Development of thrombus-resistant and cell compatible crimped polyethylene terephthalate cardiovascular grafts using surface co-immobilized heparin and collagen

Short-term patency of polyethylene terephthalate (PET) cardiovascular grafts is determined mainly by the inherent thrombogenicity and improper endothelialization following grafts implantation. The aim of the present study was to immobilize heparin to develop thrombus resistant grafts. Additionally, collagen was co-immobilized to enhance the host cell compatibility. The synthetic woven and knitted forms of crimped PET grafts were surface modified by Denier reduction to produce functional carboxyl groups. The produced groups were used as anchor sites for covalent immobilization of heparin or co-immobilization of heparin/collagen by the end-point method. The modified surface was characterized using Fourier transform infrared spectroscopy and X-ray photoelectron spectroscopy. The biological activity of immobilized molecules was investigated in vitro using direct blood coagulation test, and “platelet deposition under flow condition. Furthermore, the biocompatibility of modified grafts with host cells was assessed using L929 cell as model.

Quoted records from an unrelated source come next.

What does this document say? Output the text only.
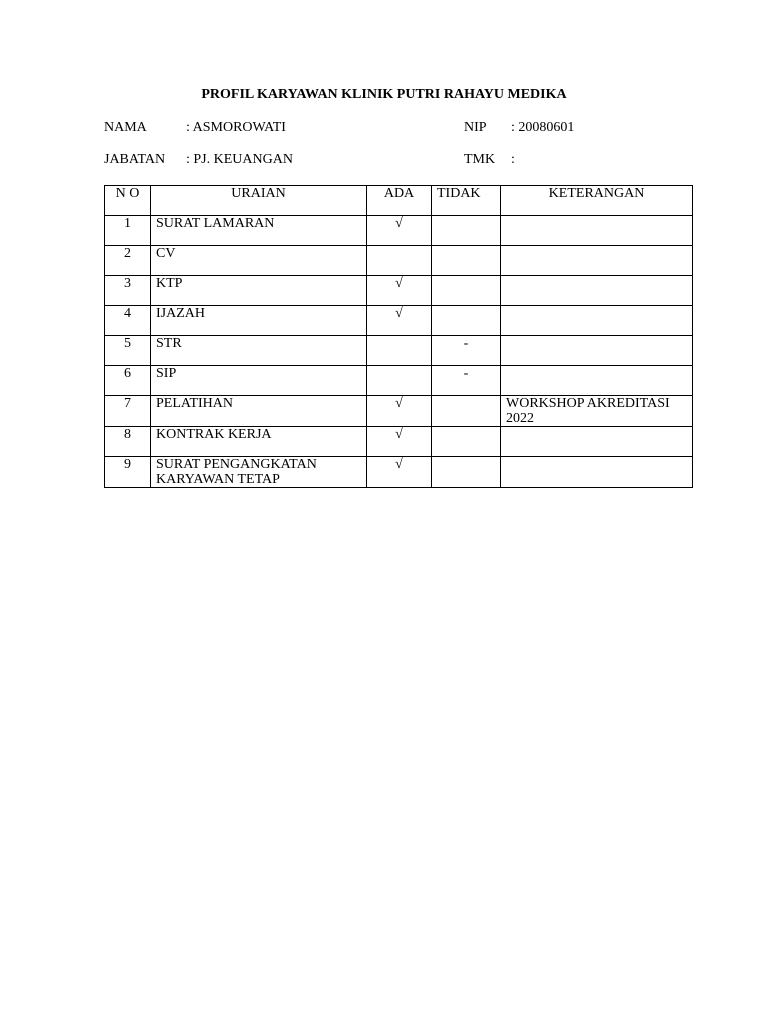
PROFIL KARYAWAN KLINIK PUTRI RAHAYU MEDIKA
NAMA	: ASMOROWATI	NIP : 20080601
JABATAN : PJ. KEUANGAN	TMK :
N O	URAIAN	ADA	TIDAK	KETERANGAN
1	SURAT LAMARAN	√		
2	CV			
3	KTP	√		
4	IJAZAH	√		
5	STR		-	
6	SIP		-	
7	PELATIHAN	√		WORKSHOP AKREDITASI 2022
8	KONTRAK KERJA	√		
9	SURAT PENGANGKATAN KARYAWAN TETAP	√		
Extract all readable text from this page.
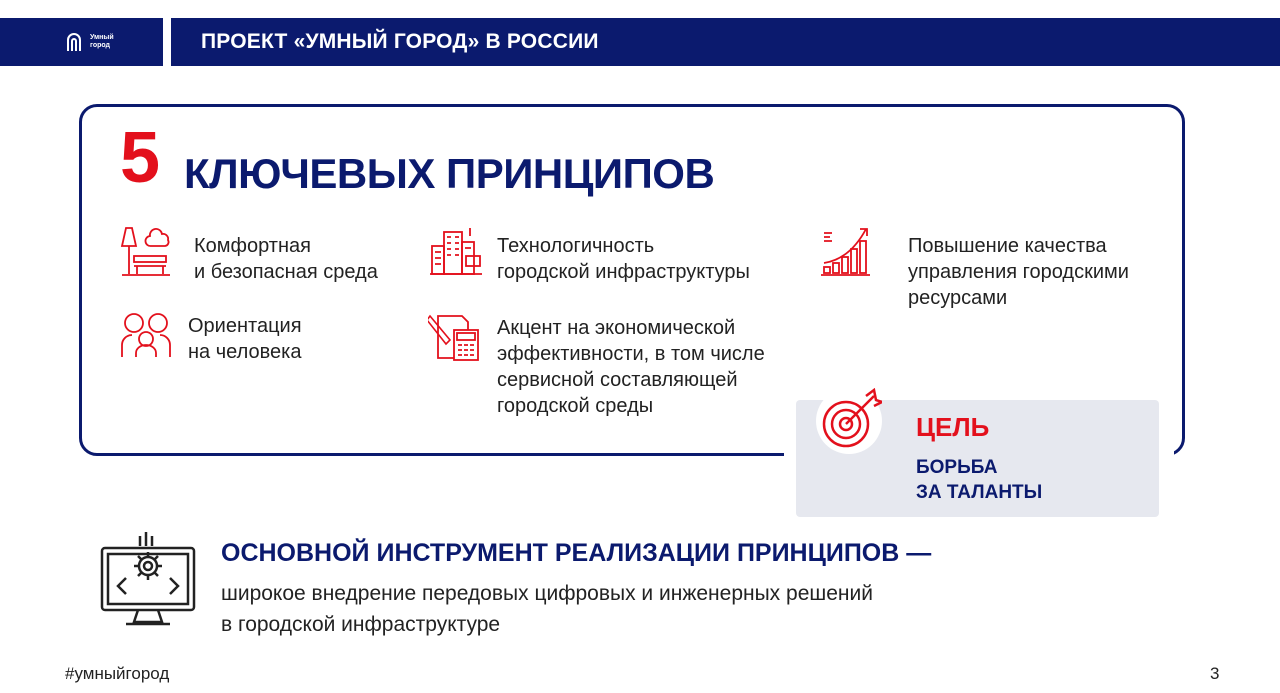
Умный
город	ПРОЕКТ «УМНЫЙ ГОРОД» В РОССИИ
5 КЛЮЧЕВЫХ ПРИНЦИПОВ
Комфортная
и безопасная среда
Ориентация
на человека
Технологичность
городской инфраструктуры
Акцент на экономической
эффективности, в том числе
сервисной составляющей
городской среды
Повышение качества
управления городскими
ресурсами
ЦЕЛЬ
БОРЬБА
ЗА ТАЛАНТЫ
ОСНОВНОЙ ИНСТРУМЕНТ РЕАЛИЗАЦИИ ПРИНЦИПОВ —
широкое внедрение передовых цифровых и инженерных решений
в городской инфраструктуре
#умныйгород	3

All modified grafts showed significant resistance against fibrin and clot formation. The number of deposited platelets on heparin-immobilized woven and knitted grafts obviously decreased by 3 fold and 2.8 fold per unit surface area respectively, while the heparin/collagen co-immobilized grafts showed only a decrease by 1.7 and 1.8 fold compared to unmodified PET. Heparin-immobilized grafts reported no significant effect on L929 cells adhesion and growth (P > 0.05), conversely, collagen co-immobilization considerably increased cell adhesion almost ~ 1.3 fold and 2 fold per unit surface area for woven and knitted grafts respectively. Our results emphasize that immobilization of heparin minimized the inherent thrombogenicity of the PET grafts. The simultaneous co-immobilization of collagen supported host cell adhesion and growth required for the grafts biocompatibility.